At a very young age, she started her musical studies guided by the director of the Pego band at the time, José Oltra. Later, she also received, already during the Civil War, some indications from his brother Alfonso Oltra, who ran an adjacent business to that of the Sendra-Bordes family.

Once the Civil War was over, but within the context of the Great War and in the first stage of the dictatorship, the family economy had slightly recovered. At this time, Dolores was about fifteen years old, and her family decided that it was time to validate and continue her studies in an official way. 

Fortunately, she was accepted as a student by the Master Mr Manuel Palau i Boix, who reviewed all what she had learnt and guided her to do (this time in Valencia), all her training leading to the titles of composition and piano, which she obtained at the Conservatory with a final degree award.

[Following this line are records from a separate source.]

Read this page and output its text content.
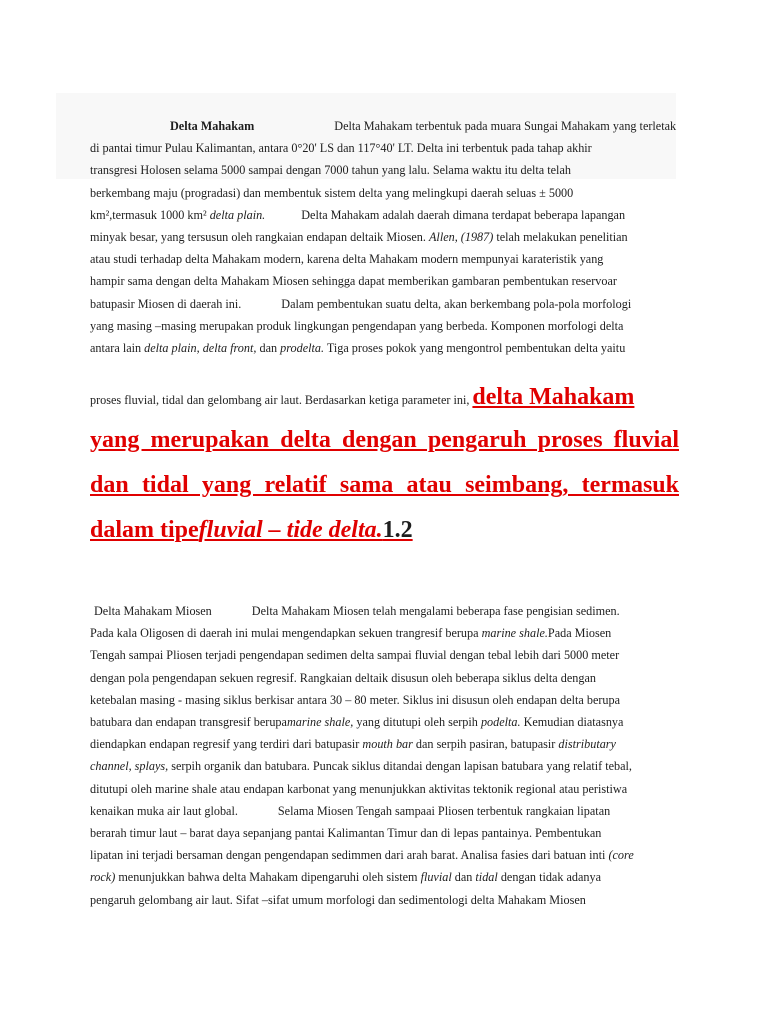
Delta Mahakam	Delta Mahakam terbentuk pada muara Sungai Mahakam yang terletak
di pantai timur Pulau Kalimantan, antara 0°20' LS dan 117°40' LT. Delta ini terbentuk pada tahap akhir
transgresi Holosen selama 5000 sampai dengan 7000 tahun yang lalu. Selama waktu itu delta telah
berkembang maju (progradasi) dan membentuk sistem delta yang melingkupi daerah seluas ± 5000
km²,termasuk 1000 km² delta plain.	Delta Mahakam adalah daerah dimana terdapat beberapa lapangan
minyak besar, yang tersusun oleh rangkaian endapan deltaik Miosen. Allen, (1987) telah melakukan penelitian
atau studi terhadap delta Mahakam modern, karena delta Mahakam modern mempunyai karateristik yang
hampir sama dengan delta Mahakam Miosen sehingga dapat memberikan gambaran pembentukan reservoar
batupasir Miosen di daerah ini.	Dalam pembentukan suatu delta, akan berkembang pola-pola morfologi
yang masing –masing merupakan produk lingkungan pengendapan yang berbeda. Komponen morfologi delta
antara lain delta plain, delta front, dan prodelta. Tiga proses pokok yang mengontrol pembentukan delta yaitu
proses fluvial, tidal dan gelombang air laut. Berdasarkan ketiga parameter ini, delta Mahakam
yang merupakan delta dengan pengaruh proses fluvial
dan tidal yang relatif sama atau seimbang, termasuk
dalam tipefluvial – tide delta.1.2
Delta Mahakam Miosen	Delta Mahakam Miosen telah mengalami beberapa fase pengisian sedimen.
Pada kala Oligosen di daerah ini mulai mengendapkan sekuen trangresif berupa marine shale.Pada Miosen
Tengah sampai Pliosen terjadi pengendapan sedimen delta sampai fluvial dengan tebal lebih dari 5000 meter
dengan pola pengendapan sekuen regresif. Rangkaian deltaik disusun oleh beberapa siklus delta dengan
ketebalan masing - masing siklus berkisar antara 30 – 80 meter. Siklus ini disusun oleh endapan delta berupa
batubara dan endapan transgresif berupamarine shale, yang ditutupi oleh serpih podelta. Kemudian diatasnya
diendapkan endapan regresif yang terdiri dari batupasir mouth bar dan serpih pasiran, batupasir distributary
channel, splays, serpih organik dan batubara. Puncak siklus ditandai dengan lapisan batubara yang relatif tebal,
ditutupi oleh marine shale atau endapan karbonat yang menunjukkan aktivitas tektonik regional atau peristiwa
kenaikan muka air laut global.	Selama Miosen Tengah sampaai Pliosen terbentuk rangkaian lipatan
berarah timur laut – barat daya sepanjang pantai Kalimantan Timur dan di lepas pantainya. Pembentukan
lipatan ini terjadi bersaman dengan pengendapan sedimmen dari arah barat. Analisa fasies dari batuan inti (core
rock) menunjukkan bahwa delta Mahakam dipengaruhi oleh sistem fluvial dan tidal dengan tidak adanya
pengaruh gelombang air laut. Sifat –sifat umum morfologi dan sedimentologi delta Mahakam Miosen
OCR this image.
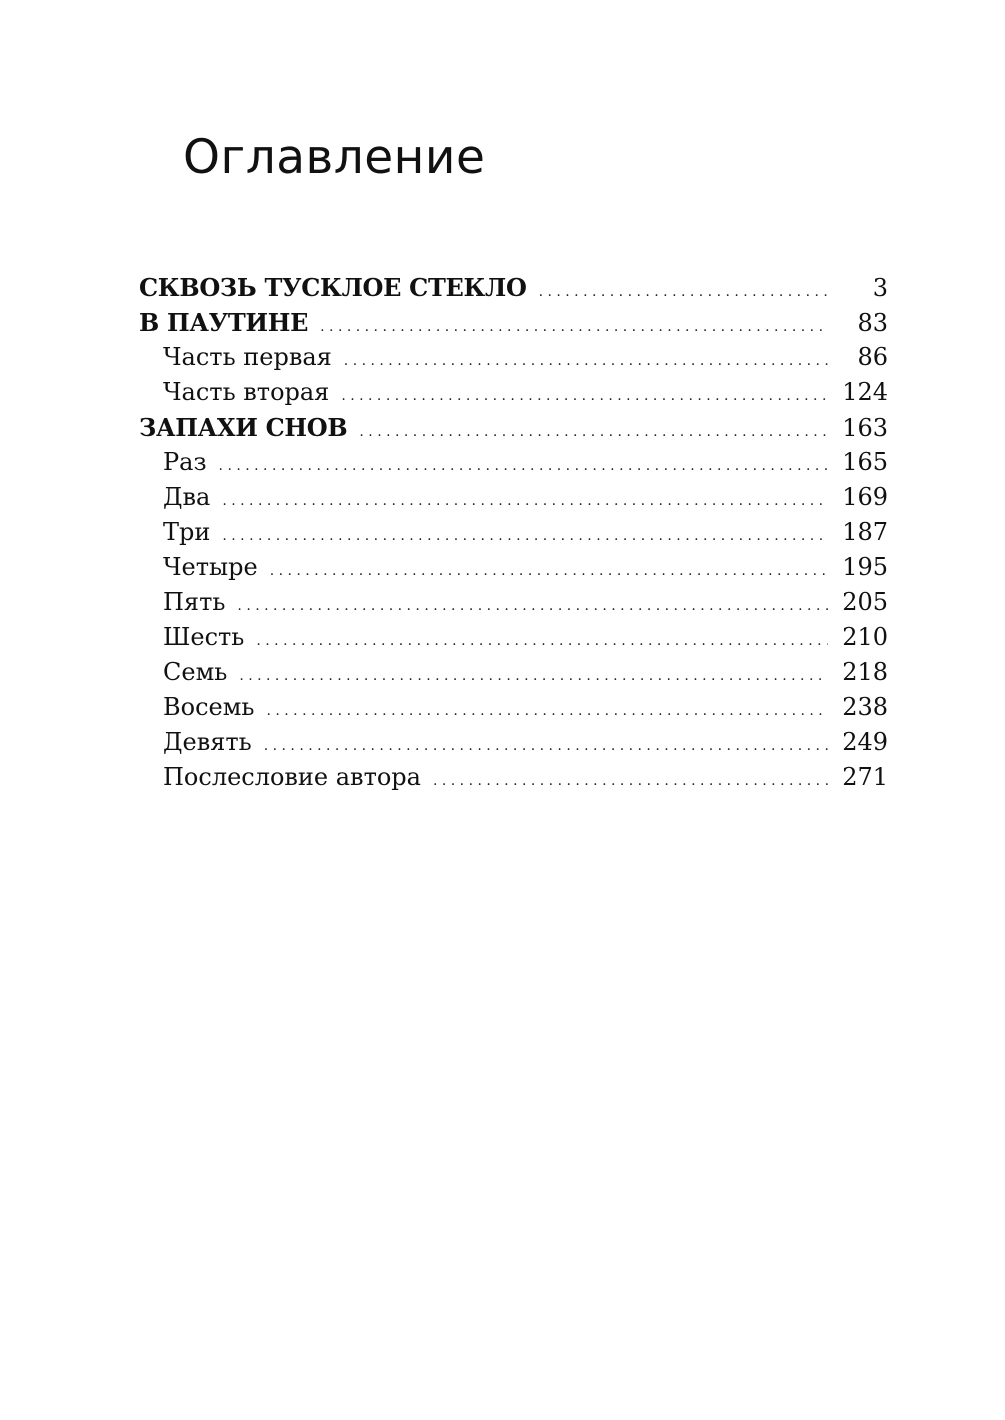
Оглавление
СКВОЗЬ ТУСКЛОЕ СТЕКЛО . . .	3
В ПАУТИНЕ . . .	83
Часть первая . . .	86
Часть вторая . . .	124
ЗАПАХИ СНОВ . . .	163
Раз . . .	165
Два . . .	169
Три . . .	187
Четыре . . .	195
Пять . . .	205
Шесть . . .	210
Семь . . .	218
Восемь . . .	238
Девять . . .	249
Послесловие автора . . .	271
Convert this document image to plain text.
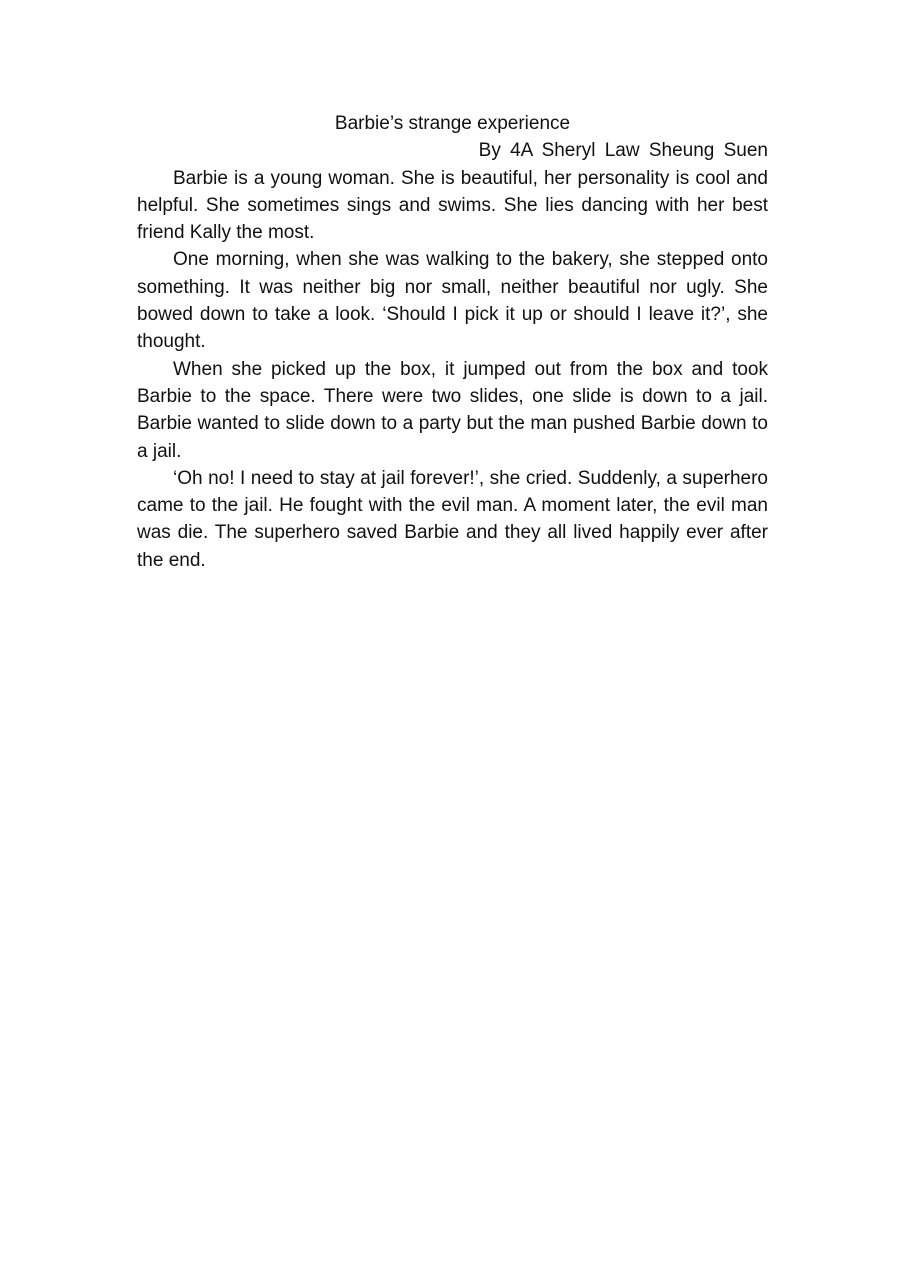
Barbie’s strange experience

By 4A Sheryl Law Sheung Suen

Barbie is a young woman. She is beautiful, her personality is cool and helpful. She sometimes sings and swims. She lies dancing with her best friend Kally the most.

One morning, when she was walking to the bakery, she stepped onto something. It was neither big nor small, neither beautiful nor ugly. She bowed down to take a look. ‘Should I pick it up or should I leave it?’, she thought.

When she picked up the box, it jumped out from the box and took Barbie to the space. There were two slides, one slide is down to a jail. Barbie wanted to slide down to a party but the man pushed Barbie down to a jail.

‘Oh no! I need to stay at jail forever!’, she cried. Suddenly, a superhero came to the jail. He fought with the evil man. A moment later, the evil man was die. The superhero saved Barbie and they all lived happily ever after the end.
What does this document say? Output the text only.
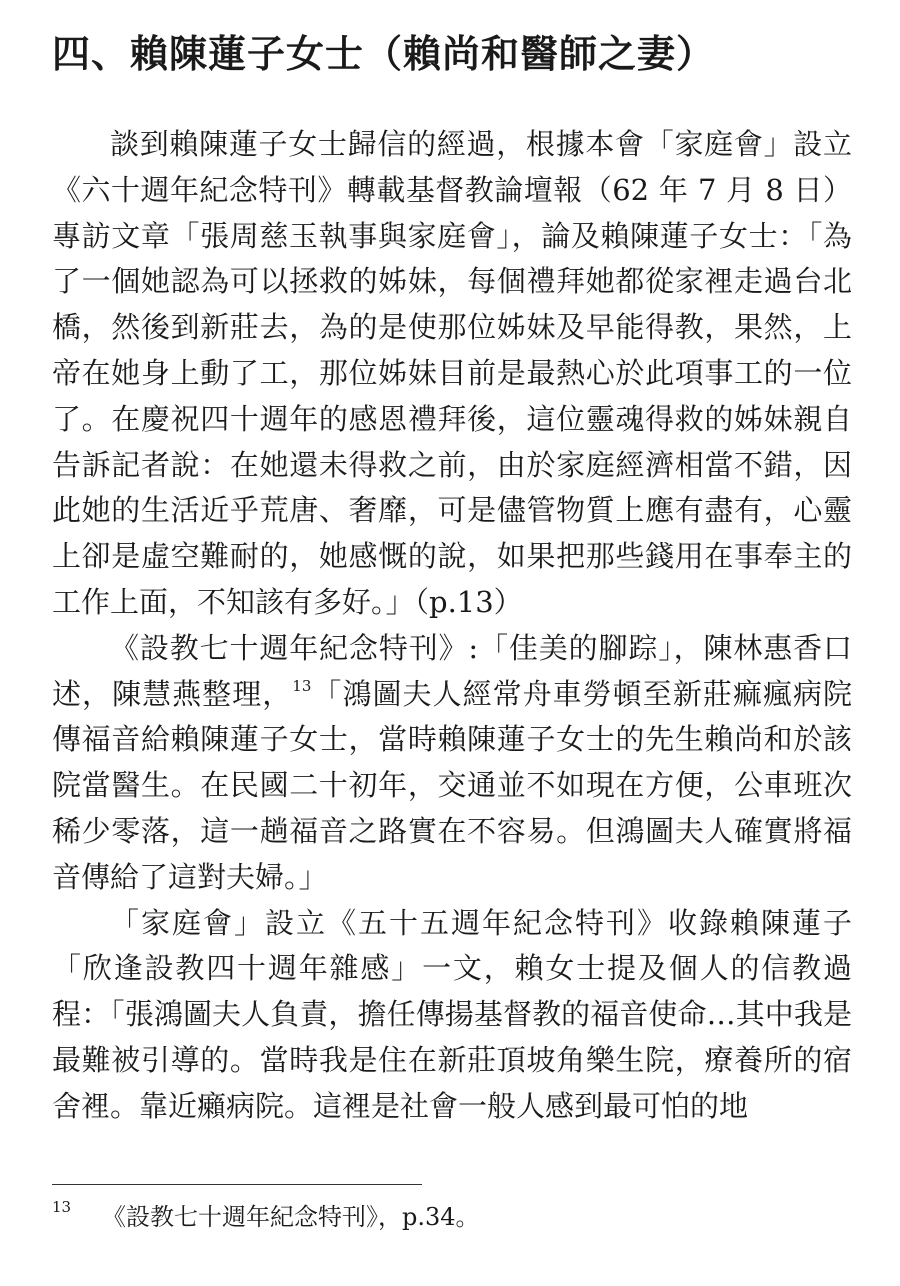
四、賴陳蓮子女士（賴尚和醫師之妻）

談到賴陳蓮子女士歸信的經過，根據本會「家庭會」設立《六十週年紀念特刊》轉載基督教論壇報（62 年 7 月 8 日）專訪文章「張周慈玉執事與家庭會」，論及賴陳蓮子女士：「為了一個她認為可以拯救的姊妹，每個禮拜她都從家裡走過台北橋，然後到新莊去，為的是使那位姊妹及早能得教，果然，上帝在她身上動了工，那位姊妹目前是最熱心於此項事工的一位了。在慶祝四十週年的感恩禮拜後，這位靈魂得救的姊妹親自告訴記者說：在她還未得救之前，由於家庭經濟相當不錯，因此她的生活近乎荒唐、奢靡，可是儘管物質上應有盡有，心靈上卻是虛空難耐的，她感慨的說，如果把那些錢用在事奉主的工作上面，不知該有多好。」（p.13）

《設教七十週年紀念特刊》:「佳美的腳踪」，陳林惠香口述，陳慧燕整理，$^{13}$「鴻圖夫人經常舟車勞頓至新莊痲瘋病院傳福音給賴陳蓮子女士，當時賴陳蓮子女士的先生賴尚和於該院當醫生。在民國二十初年，交通並不如現在方便，公車班次稀少零落，這一趟福音之路實在不容易。但鴻圖夫人確實將福音傳給了這對夫婦。」

「家庭會」設立《五十五週年紀念特刊》收錄賴陳蓮子「欣逢設教四十週年雜感」一文，賴女士提及個人的信教過程：「張鴻圖夫人負責，擔任傳揚基督教的福音使命…其中我是最難被引導的。當時我是住在新莊頂坡角樂生院，療養所的宿舍裡。靠近癩病院。這裡是社會一般人感到最可怕的地

13 《設教七十週年紀念特刊》，p.34。
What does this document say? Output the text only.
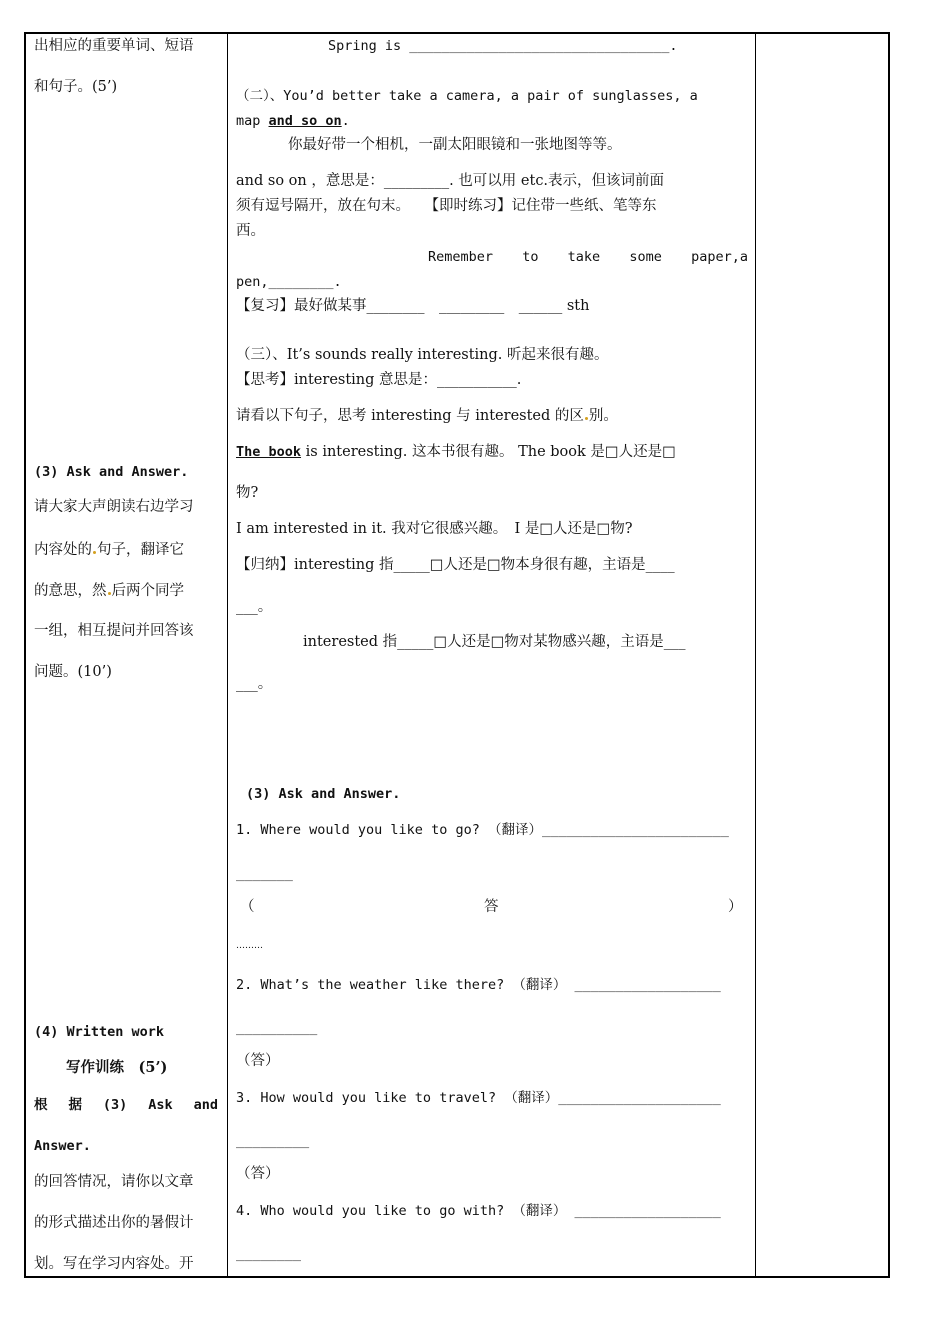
出相应的重要单词、短语
和句子。(5’)
(3) Ask and Answer.
请大家大声朗读右边学习
内容处的 句子，翻译它
的意思，然 后两个同学
一组，相互提问并回答该
问题。(10’)
(4) Written work
写作训练　(5’)
根 据 (3) Ask and
Answer.
的回答情况，请你以文章
的形式描述出你的暑假计
划。写在学习内容处。开
Spring is ________________________________.
（二）、You’d better take a camera, a pair of sunglasses, a
map and so on.
你最好带一个相机，一副太阳眼镜和一张地图等等。
and so on ，意思是：_________. 也可以用 etc.表示，但该词前面
须有逗号隔开，放在句末。　　【即时练习】记住带一些纸、笔等东
西。
Remember to take some paper,a
pen,________.
【复习】最好做某事________　_________　______ sth
（三）、It’s sounds really interesting. 听起来很有趣。
【思考】interesting 意思是：___________.
请看以下句子，思考 interesting 与 interested 的区 别。
The book is interesting. 这本书很有趣。 The book 是□人还是□
物?
I am interested in it. 我对它很感兴趣。　I 是□人还是□物?
【归纳】interesting 指_____□人还是□物本身很有趣，主语是____
___。
interested 指_____□人还是□物对某物感兴趣，主语是___
___。
(3) Ask and Answer.
1. Where would you like to go? （翻译）_______________________
_______
（	答	）
………
2. What’s the weather like there? （翻译） __________________
__________
（答）
3. How would you like to travel? （翻译）____________________
_________
（答）
4. Who would you like to go with? （翻译） __________________
________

From 1947 she began her professional career participating as a jury member in musical competitions; premiering and directing her works - such as the Himno a Pego- researching folklore, with a grant from the Alfonso el Magnánimo Institute of Musicology; and performing her Master's Concierto Dramático, under his direction, in Valencia's Teatro Principal.

During those intense years, in order to attend classes, rehearsals, concerts or radio programs with her Master, she was staying at the Convent of the Incarnation, located in Balmes Street in Valencia. In those brief and intermittent stays shared with the Carmelites, the austerity, spiritual retreat and discipline of religious life left a deep impression on her. 

As a result of the post-war period, her hard work and learning, a quarter of Dolores Sendra's musical production was made. This volume presents three of her eleven choral works: those brief ones, written for four mixed voices, with text in Latin and composed in 1950. These pieces were inspired by her experiences in the Convent: Popule Meus, Ave María and O Sacrum Convivium, her most famous choral piece.

All these compositions from her youth were revised at the time by Mr Manuel Palau, with whom she always maintained constant and fluid communication.